In some cases it's just confusion. They lodge a request, they get a confirmation of the request, and then nothing until someone shows up at their desk. It's not confirmation that they're looking for, it's reassurance.

Did I mention the other week about the call I got where the caller was so complementary about the service he had received and how much better we were than the IT at his old department? That was a good call, which I passed along to the whole team.
 
It's 2021. I wish users would accept that there really is not functional way to troubleshoot "fax" issues.

It's a technology the predates the Civil War that has literally no reason to exist nor upside to being used. It either works or it doesn't. Do any faxes from this fax machine make it anywhere? Yes? Well then there's not a whole lot I can do beyond that. The telecom industry has all but forgotten that faxes even exist and they offer basically no support and I have no way of troubleshooting a purely analog fax transmission.

"If I send a fax to this number it cuts off after page 24 some of the time" is literally a problem I have no way of addressing.
 
Grrr.
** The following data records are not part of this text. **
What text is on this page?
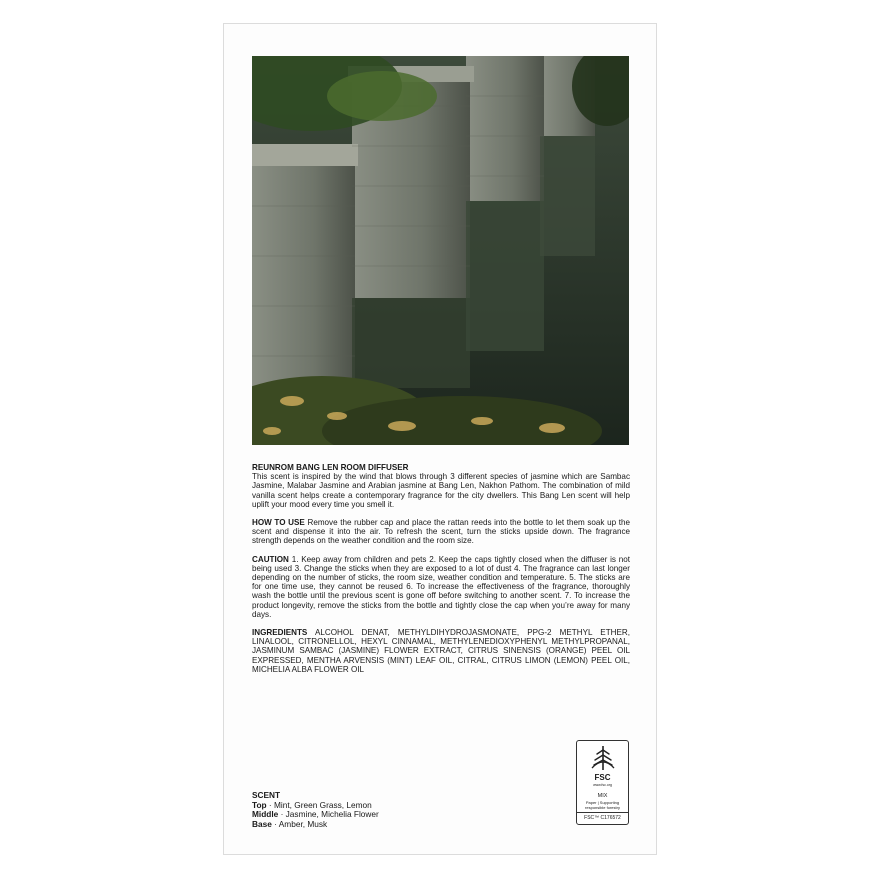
REUNROM BANG LEN ROOM DIFFUSER
This scent is inspired by the wind that blows through 3 different species of jasmine which are Sambac Jasmine, Malabar Jasmine and Arabian jasmine at Bang Len, Nakhon Pathom. The combination of mild vanilla scent helps create a contemporary fragrance for the city dwellers. This Bang Len scent will help uplift your mood every time you smell it.

HOW TO USE Remove the rubber cap and place the rattan reeds into the bottle to let them soak up the scent and dispense it into the air. To refresh the scent, turn the sticks upside down. The fragrance strength depends on the weather condition and the room size.

CAUTION 1. Keep away from children and pets 2. Keep the caps tightly closed when the diffuser is not being used 3. Change the sticks when they are exposed to a lot of dust 4. The fragrance can last longer depending on the number of sticks, the room size, weather condition and temperature. 5. The sticks are for one time use, they cannot be reused 6. To increase the effectiveness of the fragrance, thoroughly wash the bottle until the previous scent is gone off before switching to another scent. 7. To increase the product longevity, remove the sticks from the bottle and tightly close the cap when you’re away for many days.

INGREDIENTS ALCOHOL DENAT, METHYLDIHYDROJASMONATE, PPG-2 METHYL ETHER, LINALOOL, CITRONELLOL, HEXYL CINNAMAL, METHYLENEDIOXYPHENYL METHYLPROPANAL, JASMINUM SAMBAC (JASMINE) FLOWER EXTRACT, CITRUS SINENSIS (ORANGE) PEEL OIL EXPRESSED, MENTHA ARVENSIS (MINT) LEAF OIL, CITRAL, CITRUS LIMON (LEMON) PEEL OIL, MICHELIA ALBA FLOWER OIL

SCENT
Top · Mint, Green Grass, Lemon
Middle · Jasmine, Michelia Flower
Base · Amber, Musk
FSC
www.fsc.org
MIX
Paper | Supporting responsible forestry
FSC™ C176572
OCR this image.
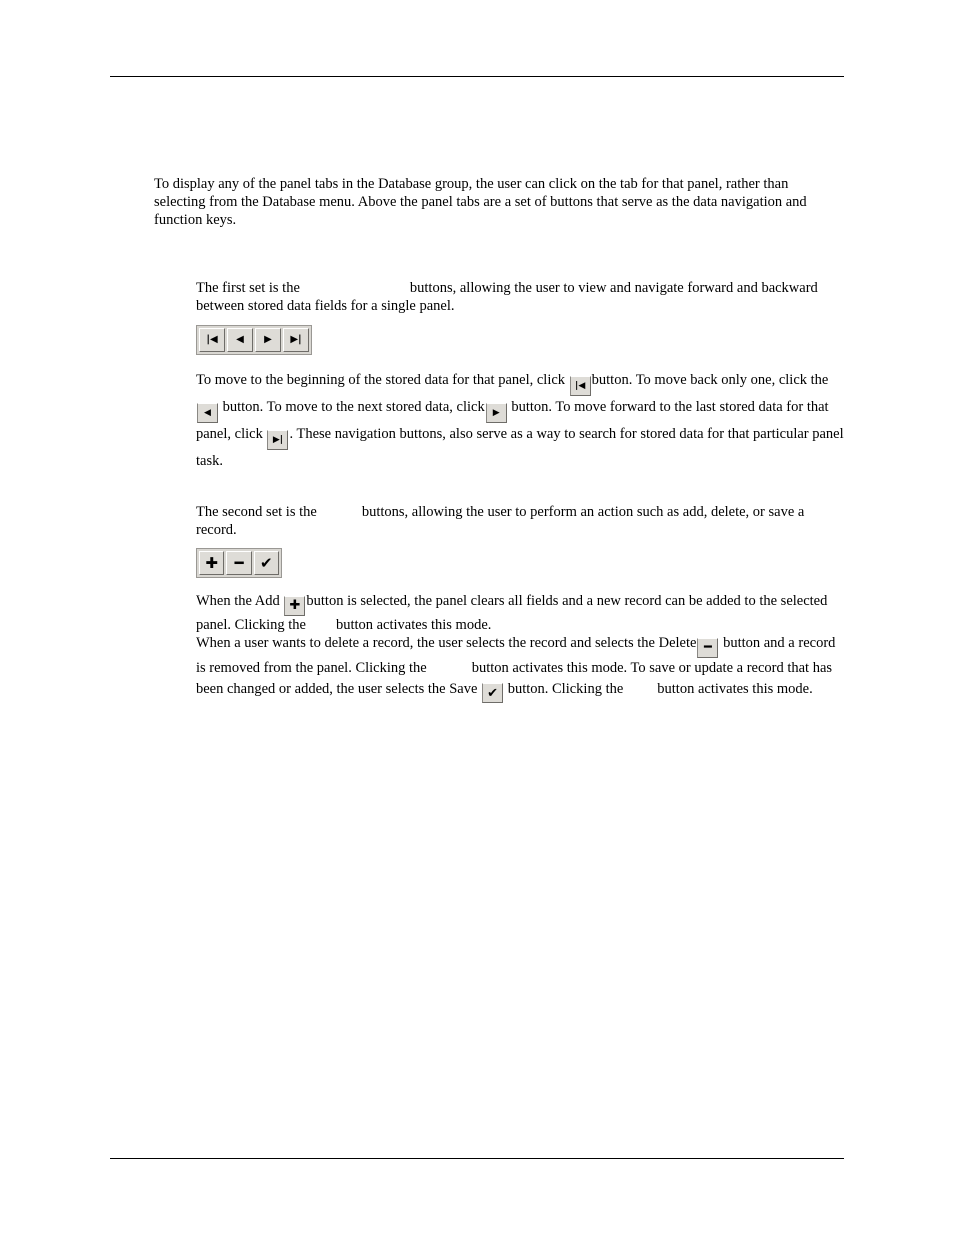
To display any of the panel tabs in the Database group, the user can click on the tab for that panel, rather than selecting from the Database menu. Above the panel tabs are a set of buttons that serve as the data navigation and function keys.

The first set is the	buttons, allowing the user to view and navigate forward and backward between stored data fields for a single panel.

|◀ ◀ ▶ ▶|

To move to the beginning of the stored data for that panel, click |◀ button. To move back only one, click the
◀ button. To move to the next stored data, click ▶ button. To move forward to the last stored data for that panel, click ▶| . These navigation buttons, also serve as a way to search for stored data for that particular panel task.

The second set is the	buttons, allowing the user to perform an action such as add, delete, or save a record.

✚ ━ ✔

When the Add ✚ button is selected, the panel clears all fields and a new record can be added to the selected panel. Clicking the button activates this mode.

When a user wants to delete a record, the user selects the record and selects the Delete ━ button and a record is removed from the panel. Clicking the	button activates this mode. To save or update a record that has been changed or added, the user selects the Save ✔ button. Clicking the button activates this mode.
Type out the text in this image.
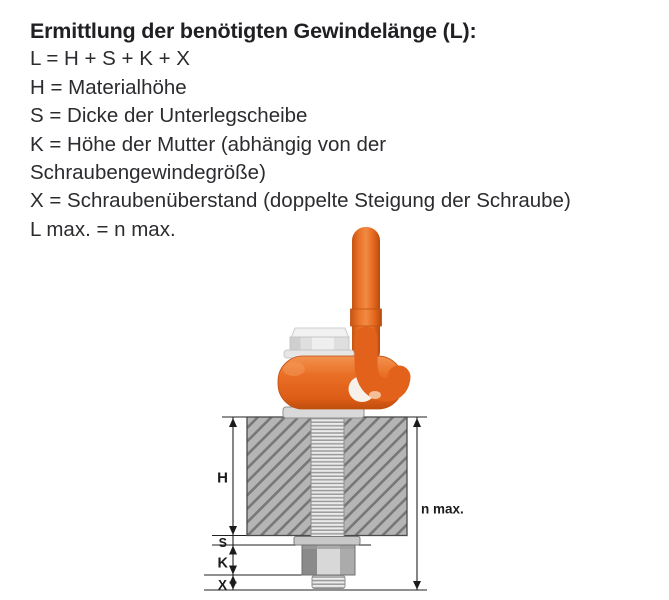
Ermittlung der benötigten Gewindelänge (L):
L = H + S + K + X
H = Materialhöhe
S = Dicke der Unterlegscheibe
K = Höhe der Mutter (abhängig von der
Schraubengewindegröße)
X = Schraubenüberstand (doppelte Steigung der Schraube)
L max. = n max.
H
S
K
X
n max.
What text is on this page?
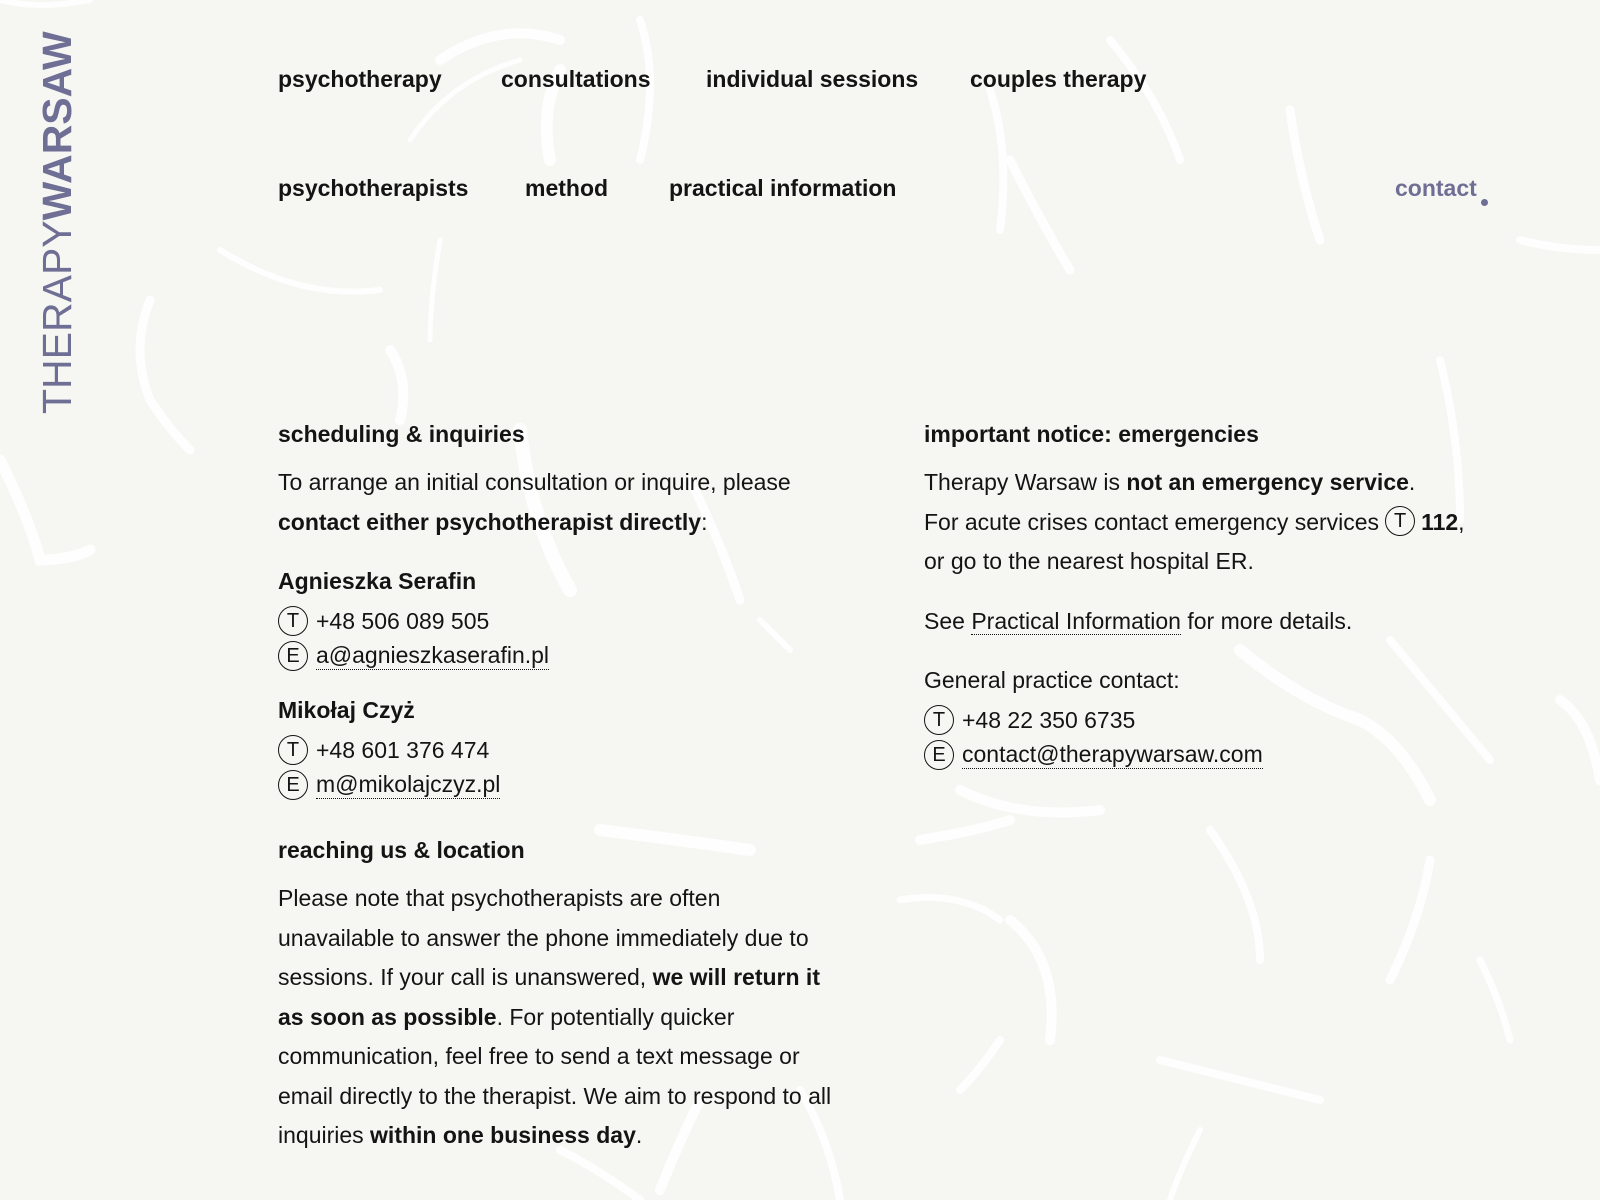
THERAPYWARSAW	psychotherapy	consultations individual sessions couples therapy
psychotherapists method	practical information	contact
scheduling & inquiries

To arrange an initial consultation or inquire, please
contact either psychotherapist directly:

Agnieszka Serafin
T +48 506 089 505
E a@agnieszkaserafin.pl
Mikołaj Czyż
T +48 601 376 474
E m@mikolajczyz.pl
reaching us & location

Please note that psychotherapists are often unavailable to answer the phone immediately due to sessions. If your call is unanswered, we will return it as soon as possible. For potentially quicker communication, feel free to send a text message or email directly to the therapist. We aim to respond to all inquiries within one business day.

important notice: emergencies

Therapy Warsaw is not an emergency service.
For acute crises contact emergency services T 112,
or go to the nearest hospital ER.

See Practical Information for more details.

General practice contact:
T +48 22 350 6735
E contact@therapywarsaw.com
The project I'm currently working on is to develop a single authoritative source for certain critical numbers-- the much vaunted (and mentioned) "source of truth" to replace the multitude of conflicting reports the division currently uses.

So what's the latest ask? One party wants to have different criteria for their version of the One True Data. So there will now be Two True Data, conflicting with each other, and both will be considered "the source of truth".

I'm the only person involved in this who sees this as a problem.
 
Why do I have a hunch I'm safe in assuming that one of the "Sources of the One True Data" doesn't want to have responsibility if the "One True Data" is wrong.

I've met a lot of "The Buck Stops Here with Me, but Where the Blame Stops is a Lot More Negotiable" people in my time.